Wednesday, November 11, 2009

Another Batch of World Rankings

The idea of world rankings in soccer always has struck me as something of a fool's errand.

Especially when it is statistically driven ... by anything more sophisticated than who beat whom and where in the last year or so.

Certain sports lend themselves to statistical analysis ... because the numbers they generate are so enormous that, eventually, you have a sort of "truth" revealed by close study.

Baseball is the prime example of this, with 162 games in the major leagues, and 600-plus plate appearances for position players and 180-plus innings for starting pitcher. A bad player is not going to compile good numbers over that large a sample.

Basketball isn't far behind. Especially the NBA. Again, lots of games, lots of numbers.

Soccer? I am convinced that any dozen reasonably well-informed fans from anywhere on the planet are as likely to pick out the quarterfinalists of the upcoming World Cup as is the numbers-heavy system espn.com unveiled today.

The U.S.-based sports network commissioned Nate Silver, best-known now as a left-leaning but numbers-driven political analyst and blogger and, previously, as a mover in the "Baseball Prospectus" brands.

He has compiled a top-100 ranking of the world's soccer rankings for espn.com, which indicates the self-proclaimed "world-wide leader" finally is sitting up and taking notice of the sport.

I am a proponent of statistical analysis, and I give credence to the conclusions in many cases -- particularly in the two sports named above.

Soccer, however, is different. I am sure of it.

Not enough matches. Not enough matches against comparable competition. Not enough matches by the key players.

And, also, soccer is a famously fluky sport. In a goal-scarce universe, one lucky shot can lead a bad team over a good one, or a middling team over a great one.

But at the end of the World Cup, we almost all know who is going to be hanging around. And we don't need statistical analysis to tell us. We don't need a million numbers crunched.

Right this minute, I will give you six teams that will be in the quarterfinals at South Africa 2010: Brazil, Spain, England, Germany, Italy and the Netherlands.

I did that without adding up goals and comparing scores and giving points for a country's players who do well in club competition. We already know that.

What Nate Silver is doing for espn.com is interesting. It's fun. It stimulates discussion. But it doesn't tell us anything we don't already know.

There is the global elite, most of which can be depended on to go deep into the World Cup. There is the second tier of 10 or 12 nations that have a reasonably good shot of getting to the knockout phase.

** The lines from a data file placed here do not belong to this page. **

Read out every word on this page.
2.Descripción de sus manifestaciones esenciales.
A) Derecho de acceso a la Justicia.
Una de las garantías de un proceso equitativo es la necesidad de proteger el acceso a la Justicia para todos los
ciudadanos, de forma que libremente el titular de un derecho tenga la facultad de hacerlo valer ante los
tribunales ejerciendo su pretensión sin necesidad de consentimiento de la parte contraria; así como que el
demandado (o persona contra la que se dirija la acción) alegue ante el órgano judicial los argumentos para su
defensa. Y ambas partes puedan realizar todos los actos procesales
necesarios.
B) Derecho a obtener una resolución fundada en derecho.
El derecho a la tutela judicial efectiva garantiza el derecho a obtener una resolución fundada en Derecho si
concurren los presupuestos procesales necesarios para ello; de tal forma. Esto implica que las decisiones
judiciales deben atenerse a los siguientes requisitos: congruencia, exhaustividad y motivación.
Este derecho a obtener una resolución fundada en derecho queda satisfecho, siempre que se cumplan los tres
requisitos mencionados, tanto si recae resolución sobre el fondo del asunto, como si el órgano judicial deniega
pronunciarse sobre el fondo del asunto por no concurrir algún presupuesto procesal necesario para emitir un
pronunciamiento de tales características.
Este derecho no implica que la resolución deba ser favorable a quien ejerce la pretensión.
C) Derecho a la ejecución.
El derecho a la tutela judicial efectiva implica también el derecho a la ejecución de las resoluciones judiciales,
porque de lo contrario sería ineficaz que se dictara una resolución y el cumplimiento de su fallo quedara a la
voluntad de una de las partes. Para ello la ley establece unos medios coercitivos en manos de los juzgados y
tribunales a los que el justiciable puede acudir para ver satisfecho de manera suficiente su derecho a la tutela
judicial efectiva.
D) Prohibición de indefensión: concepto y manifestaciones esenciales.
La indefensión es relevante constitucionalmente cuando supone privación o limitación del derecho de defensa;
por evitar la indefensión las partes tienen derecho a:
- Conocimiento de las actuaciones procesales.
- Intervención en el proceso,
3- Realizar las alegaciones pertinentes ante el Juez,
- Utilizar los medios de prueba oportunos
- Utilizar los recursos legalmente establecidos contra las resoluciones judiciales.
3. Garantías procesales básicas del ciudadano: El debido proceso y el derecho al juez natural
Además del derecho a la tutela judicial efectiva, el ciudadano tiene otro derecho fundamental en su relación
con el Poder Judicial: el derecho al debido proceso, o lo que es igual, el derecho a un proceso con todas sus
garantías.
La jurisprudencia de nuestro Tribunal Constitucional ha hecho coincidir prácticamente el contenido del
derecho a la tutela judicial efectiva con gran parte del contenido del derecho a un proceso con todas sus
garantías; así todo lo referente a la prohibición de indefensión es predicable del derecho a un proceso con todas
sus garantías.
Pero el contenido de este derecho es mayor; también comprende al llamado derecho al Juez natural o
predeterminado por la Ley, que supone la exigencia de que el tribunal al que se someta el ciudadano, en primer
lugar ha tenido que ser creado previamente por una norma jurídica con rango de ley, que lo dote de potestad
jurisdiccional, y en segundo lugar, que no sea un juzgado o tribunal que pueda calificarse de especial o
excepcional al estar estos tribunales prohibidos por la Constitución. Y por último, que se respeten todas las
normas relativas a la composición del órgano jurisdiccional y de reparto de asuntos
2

And there are the next 20 or so who might be in the current World Cup, but have little or no chance of surviving group play.

We all know this. Without studying statistics.

Bringing on a Big Brain like Nate Silver is an interesting concept. But I believe he has little or nothing new to tell us about the World Cup, and how it will sort out. The game resists statistical predictions much more specific than "never bet against Brazil."